Filistin Devlet Başkanı Mahmud Abbas, İsrail ile yapılan tüm anlaşmaların askıya alındığını duyurdu.
Abbas, Filistin Kurtuluş Örgütü (FKÖ) Merkez Konseyinin işgal altındaki Batı Şeria'nın Ramallah kentinde yer alan Başkanlık Sarayı'nda düzenlenen toplantısı sonrası açıklamalarda bulundu.
Devlet Başkanı Abbas, İsrail ile yapılan tüm anlaşmaların askıya alındığını ve bu kararın yürürlüğe konulması için bir mekanizmanın oluşturulacağını söyledi.
Uluslararası topluma "İsrail'in işgal altındaki Doğu Kudüs'ün Sur Bahir bölgesinde yer alan Vadi El-Hummus Mahallesi'ndeki yıkımları başta olmak üzere Filistin topraklarındaki ihlallerini durdurması için derhal harekete geçme" çağrısı yapan Abbas şunları söyledi:
"Bizim halkımız haklarına kavuşmadığı sürece bölgede ve dünyada ne barış ne güvenlik ne de istikrar hakim olacaktır. Zaman uzasa da kısalsa da iğrenç işgal devleti çökecek ve kadim devletimiz bağımsızlığına kavuşacaktır."

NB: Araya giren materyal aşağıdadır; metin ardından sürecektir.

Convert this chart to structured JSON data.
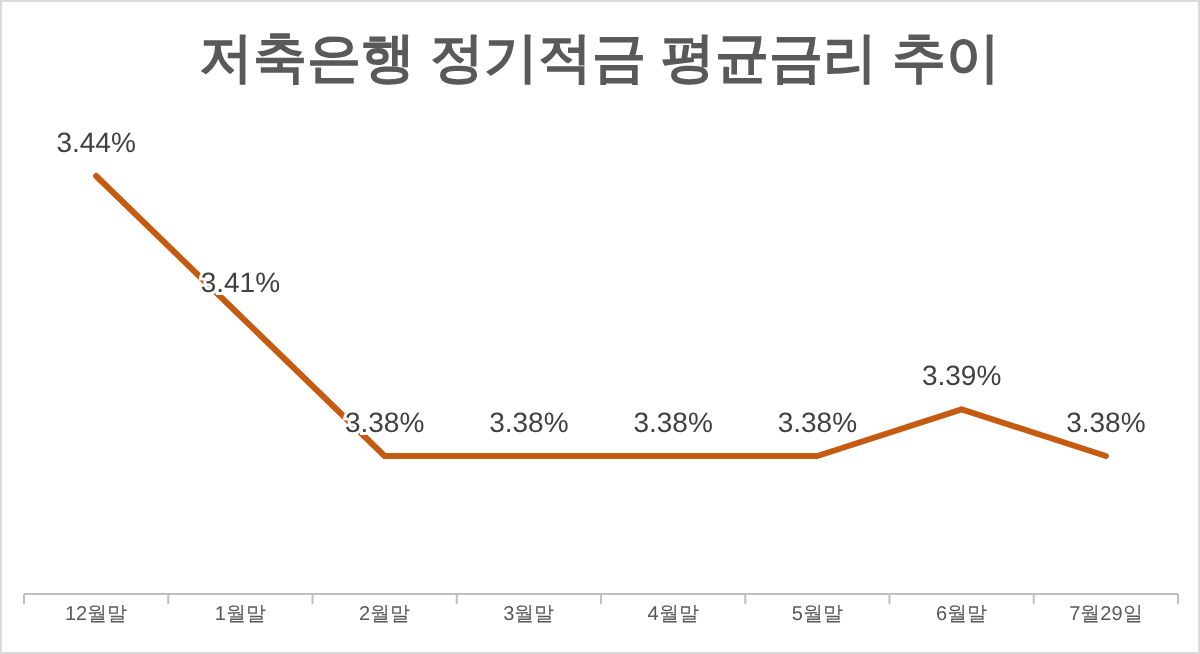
{
  "chart_data": {
    "type": "line",
    "title": "저축은행 정기적금 평균금리 추이",
    "categories": [
      "12월말",
      "1월말",
      "2월말",
      "3월말",
      "4월말",
      "5월말",
      "6월말",
      "7월29일"
    ],
    "series": [
      {
        "color": "#c55a11",
        "values": [
          3.44,
          3.41,
          3.38,
          3.38,
          3.38,
          3.38,
          3.39,
          3.38
        ],
        "value_labels": [
          "3.44%",
          "3.41%",
          "3.38%",
          "3.38%",
          "3.38%",
          "3.38%",
          "3.39%",
          "3.38%"
        ]
      }
    ],
    "grid": false,
    "marker": "none",
    "line_style": "solid"
  }
}
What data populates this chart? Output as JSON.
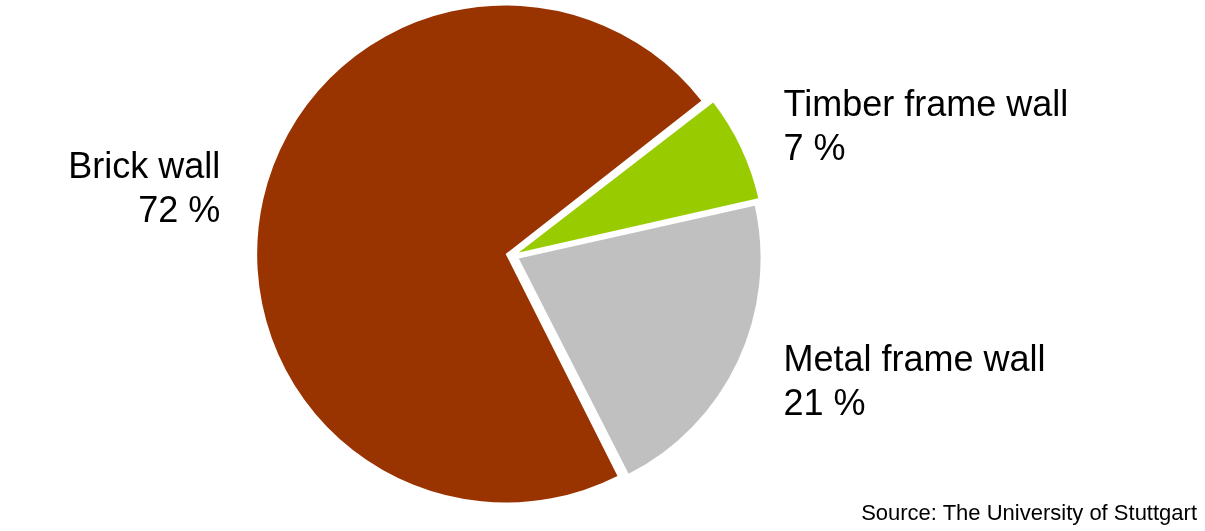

FKÖ'ye bağlı Filistin Merkez Konseyi, Ekim 2018'deki 30. dönem toplantısında da Filistin devletini tanıyıncaya kadar "İsrail'i tanıma" kararını askıya almıştı.
NE OLMUŞTU?
İsrail Yüksek Mahkemesi, geçen ay Sur Bahir'deki bazı binaların Ayrım Duvarı'nın devamını oluşturan tel bariyerlere yakınlığı nedeniyle "güvenlik tehlikesi oluşturduğunu" iddia ederek yıkımına karar vermiş ve mülk sahiplerine, 18 Haziran'a kadar binalarını yıkmaları için süre tanımıştı.
Bunun üzerine Filistinliler, bazıları inşa halinde olan yaklaşık 100 daireden oluşan 10 binanın yıkımının durdurulması için Yüksek Mahkemeye başvurmuş ancak mahkeme bu başvuruyu reddetmişti.
İsrail güçleri, pazartesi günü, işgal altındaki Doğu Kudüs'te Ayrım (Utanç) Duvarı'nın devamı olan tel bariyerlere yakınlığı gerekçesiyle Filistinlilere ait bazı evleri yıkmaya başlamıştı.
Uzmanlar, İsrail mahkemesinin bu kararının, Filistin'in diğer bölgelerinde de birçok evin yıkılmasına neden olabileceği uyarısında bulunuyor.
Filistin ile İsrail yönetimi arasında 1995'te imzalanan "İkinci Oslo Anlaşması" çerçevesinde Batı Şeria; A, B ve C bölgelerine ayrılmıştı. Yüzde 18'i kapsayan "A bölgesi"nin yönetimi idari ve güvenlik olarak Filistin'e; yüzde 21'lik "B bölgesi"nin idari yönetimi Filistin'e, "güvenliği" İsrail'e devredilmiş; yüzde 61'ini oluşturan "C bölgesi"nin ise "idari yönetimi ve güvenliği" İsrail'e bırakılmıştı.